You know that war you have been fighting with your body for as long as you can remember? Well I had finally had enough of it by the age of 37. I was a new mom of twin boys and I was exhausted. Having twins at 35 was no joke. They never got the memo to grow like twins and I ended up picking up 70 kgs during my pregnancy. 8kgs of baby and two placentas made for a very uncomfortable ride. The day I gave birth I weighed 138kgs. My feet fell flat, my hair, skin and nails were broken and I was a complete mess. Being the owner of a weight loss company only served to fuel feelings of failure and desperation. I felt miserable. I used to joke and say I looked like "Fiona swallowed Shrek".
My weight gain completely overshadowed the joy I should have felt for finally being pregnant and giving birth to two healthy baby boys. I didn't want any photos taken of me and I hid from the world. There was no lovely pregnancy shoot and when it was time to do my baby shoot I refused to be in the pictures with them. So many precious memories that I now sit without. My daily dose of self hatred spilled over into every single area of my life. And I sometimes wished my partner could read my mind and see this inward battle I was facing. Something had to change. This could not go on. But what was the answer. Another strict deprivation cycle, swinging from extreme to extreme, starting a new program every Monday?
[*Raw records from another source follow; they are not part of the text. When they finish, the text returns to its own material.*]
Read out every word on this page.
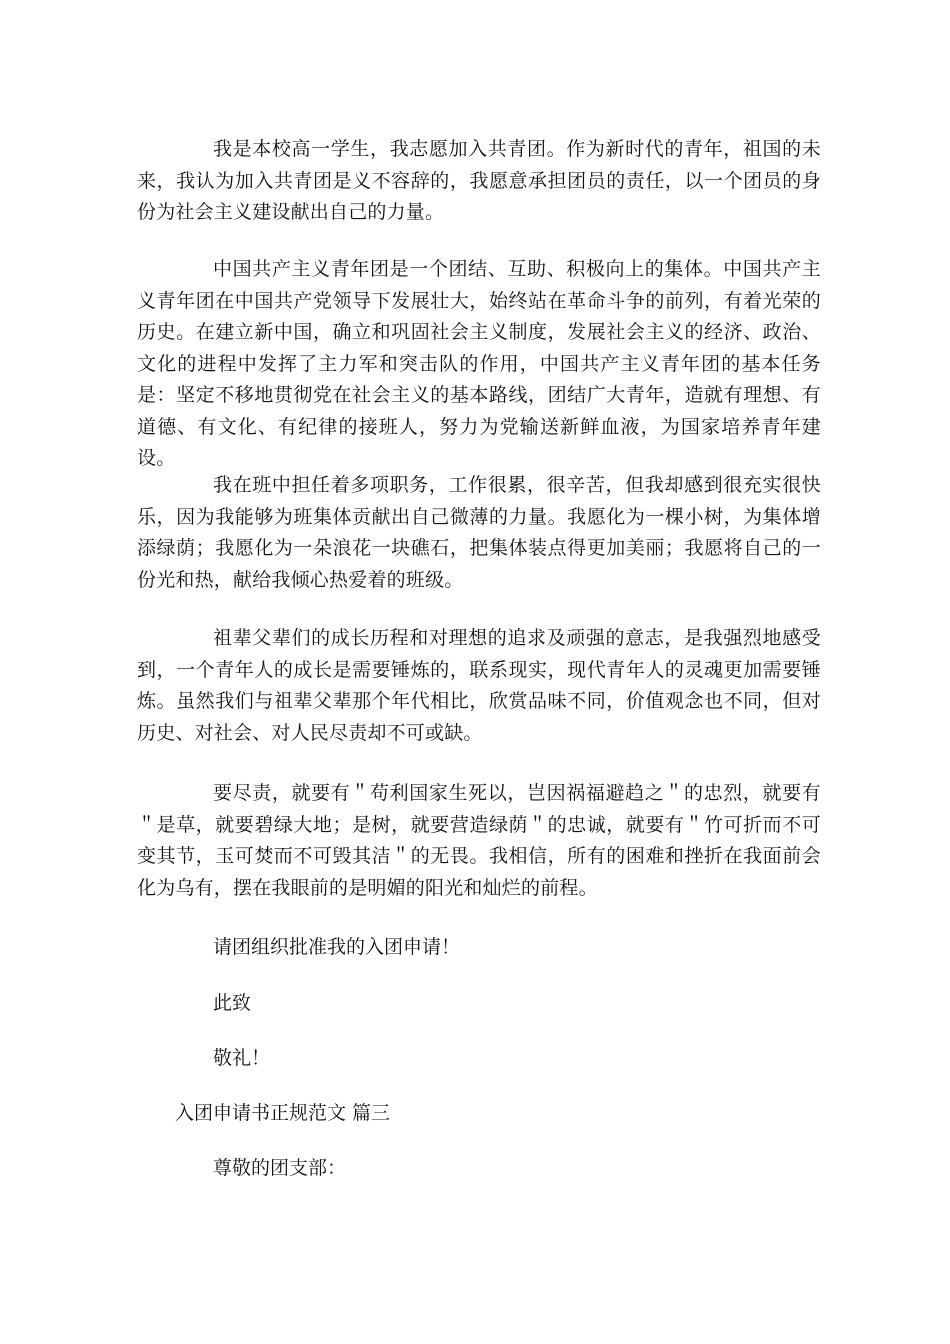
我是本校高一学生，我志愿加入共青团。作为新时代的青年，祖国的未来，我认为加入共青团是义不容辞的，我愿意承担团员的责任，以一个团员的身份为社会主义建设献出自己的力量。

中国共产主义青年团是一个团结、互助、积极向上的集体。中国共产主义青年团在中国共产党领导下发展壮大，始终站在革命斗争的前列，有着光荣的历史。在建立新中国，确立和巩固社会主义制度，发展社会主义的经济、政治、文化的进程中发挥了主力军和突击队的作用，中国共产主义青年团的基本任务是：坚定不移地贯彻党在社会主义的基本路线，团结广大青年，造就有理想、有道德、有文化、有纪律的接班人，努力为党输送新鲜血液，为国家培养青年建设。

我在班中担任着多项职务，工作很累，很辛苦，但我却感到很充实很快乐，因为我能够为班集体贡献出自己微薄的力量。我愿化为一棵小树，为集体增添绿荫；我愿化为一朵浪花一块礁石，把集体装点得更加美丽；我愿将自己的一份光和热，献给我倾心热爱着的班级。

祖辈父辈们的成长历程和对理想的追求及顽强的意志，是我强烈地感受到，一个青年人的成长是需要锤炼的，联系现实，现代青年人的灵魂更加需要锤炼。虽然我们与祖辈父辈那个年代相比，欣赏品味不同，价值观念也不同，但对历史、对社会、对人民尽责却不可或缺。

要尽责，就要有＂苟利国家生死以，岂因祸福避趋之＂的忠烈，就要有＂是草，就要碧绿大地；是树，就要营造绿荫＂的忠诚，就要有＂竹可折而不可变其节，玉可焚而不可毁其洁＂的无畏。我相信，所有的困难和挫折在我面前会化为乌有，摆在我眼前的是明媚的阳光和灿烂的前程。

请团组织批准我的入团申请！

此致

敬礼！

入团申请书正规范文 篇三

尊敬的团支部：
I was done with fad diets. I needed a true lifestyle overhaul that could work for my entire family. I wanted my kids to grow up with a mom that walked the talk. Someone who was present in every photo, game, holiday or family activity. I had to take control of my mind , body and spirit.
And so the quest to true balance, self love, health and happiness started and our "Ditch the Diet Revolution" program was born. It is a culmination of every little step I had to take on my journey along with 10 years of experience. Today my goals look very different. I live in total gratitude for each moment, I know that I am good enough, I know that if I fuel my body, it serves me so beautifully. I get stronger and stronger every day in every way.
The scale is a contraption that I step on and not a true measure of what is going on inside me and most certainly doesn't hold the key to my happiness or my worth. 60kgs down and counting and laughing, singing, dancing and living all the way.